Other Metal Applications:
- Paint spray booth

Automobile Refinishing:
- Paint spray booth

Wood Furniture Manufacturing:
- Paint spray booth

Formulation of Inks:
- Closed-loop transfer system
- LEV on packaging line
- LEV on mixing tank
- Drum hoist/scale (small formulator plants)
- Laboratory hood in QC and R&D laboratories

Application of Inks:
- LEV at press rollers and inkwell
- Process enclosure of press

Semiconductor Manufacturing:
- LEV at the application of photoresist
- Process enclosure at the application of photoresist

Printed Circuit Board Manufacturing:
- LEV on blending/mixing operations
- LEV on masking operation
- LEV on coating operation
- Process enclosure of coating operation

Personal Protective Equipment

When the implementation of engineering controls did not reduce the predicted exposures for a job category to below the target level, ASRs were prescribed.

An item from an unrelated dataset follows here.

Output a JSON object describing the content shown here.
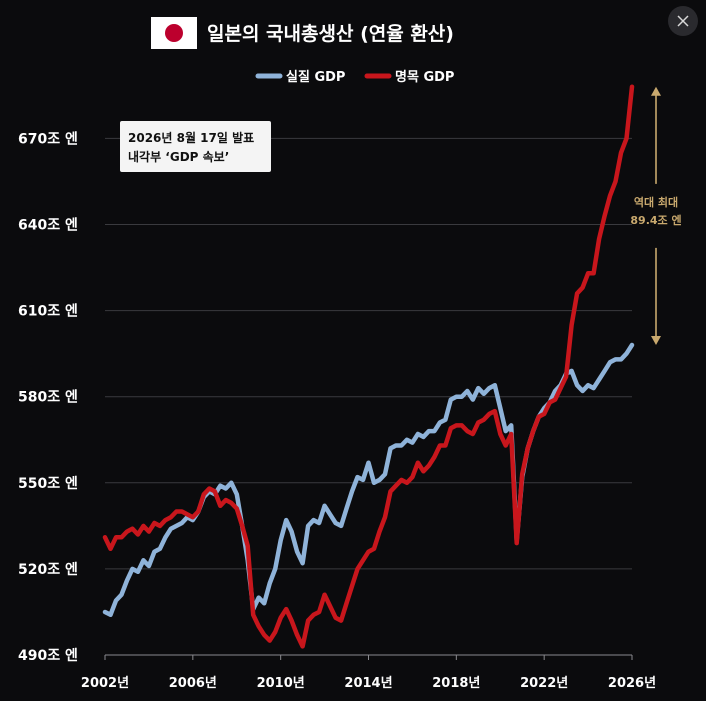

Cartridge respirators are considered inadequate because the odor thresholds of the four glycol ethers do not allow workers to adequately detect breakthrough at concentrations as low as the proposed regulatory alternatives

Dermal exposure can be reduced through gloves, protective clothing, and eye protection. Evidence indicates that butyl rubber gloves may be appropriate for operations that involve heavy handling and high potential for direct contact. Neoprene gloves may be appropriate for some production-related activities, such as loading rail cars and taking quality control samples. Latex gloves may be appropriate for operations that involve light handling and only occasional contact

Substitution

Substitution of other chemicals is an option for eliminating exposure to 2-ME, 2-MEA, 2-EE, and 2-EEA, although no single "drop in" substitute exists for all applications. The most common substitutes, according to PEI's survey, are propylene glycol monomethyl ether (PGME), ethylene glycol monobutyl ether (2-BE), ethylene glycol monopropyl ether (2-PE), and their acetates. Together, these six chemicals account for almost 90 percent of reported substitutions. Evidence suggests that they would pose a lower hazard in the workplace than the four glycol ethers being considered in this standard

A substitution rate was assumed for each industry category based on the availability, suitability, and cost of substitutes; the capital and operating and maintenance (O&M) costs of compliance techniques; and the industry category's position in the chain of distribution (i.e., its flexibility in forcing or responding to substitution). The rate of substitution is assumed to be the same for the geometric mean and arithmetic mean exposure approaches. The following substitution rates were developed:

Manufacture of Glycol Ethers and Intermediates: No substitution; export and chemical intermediate uses represent large proportions of total production of all four glycol ethers

Formulation of Paints and Coatings: 90%; most formulators already have or are developing substitutes

Aircraft Manufacturing/Repainting: 70%

Motor Vehicle Body Manufacturing: 70%

Other Metal Applications: 70%

Automobile Refinishing: 90%

Wood Furniture Manufacturing: 90%; use of glycol ethers is already dropping rapidly

Formulation and Application of Inks: 90%; much substitution has already taken place

Semiconductors: 10%; acceptable substitutes are not generally available

Printed Circuit Boards: 50%; acceptable substitutes are generally available

Exposure Reduction

Tables VIII-4 through VIII-7 show exposure reductions for each glycol ether after applying engineering controls. In many industry/job categories, no engineering controls would be needed to meet the proposed TWAs, although respirators might be needed to meet the proposed ELs

Of the workers who are currently exposed to glycol ethers, only five percent (under either the geometric mean approach or the arithmetic mean approach) would require air- supplied respirators. The highest percentages of workers who would require ASRs are found in aircraft manufacturing/repainting and "other" metal applications. On a full-time equivalent basis, only two percent (under either approach) would require ASRs. (See Tables VIII-8 and VIII- 9.)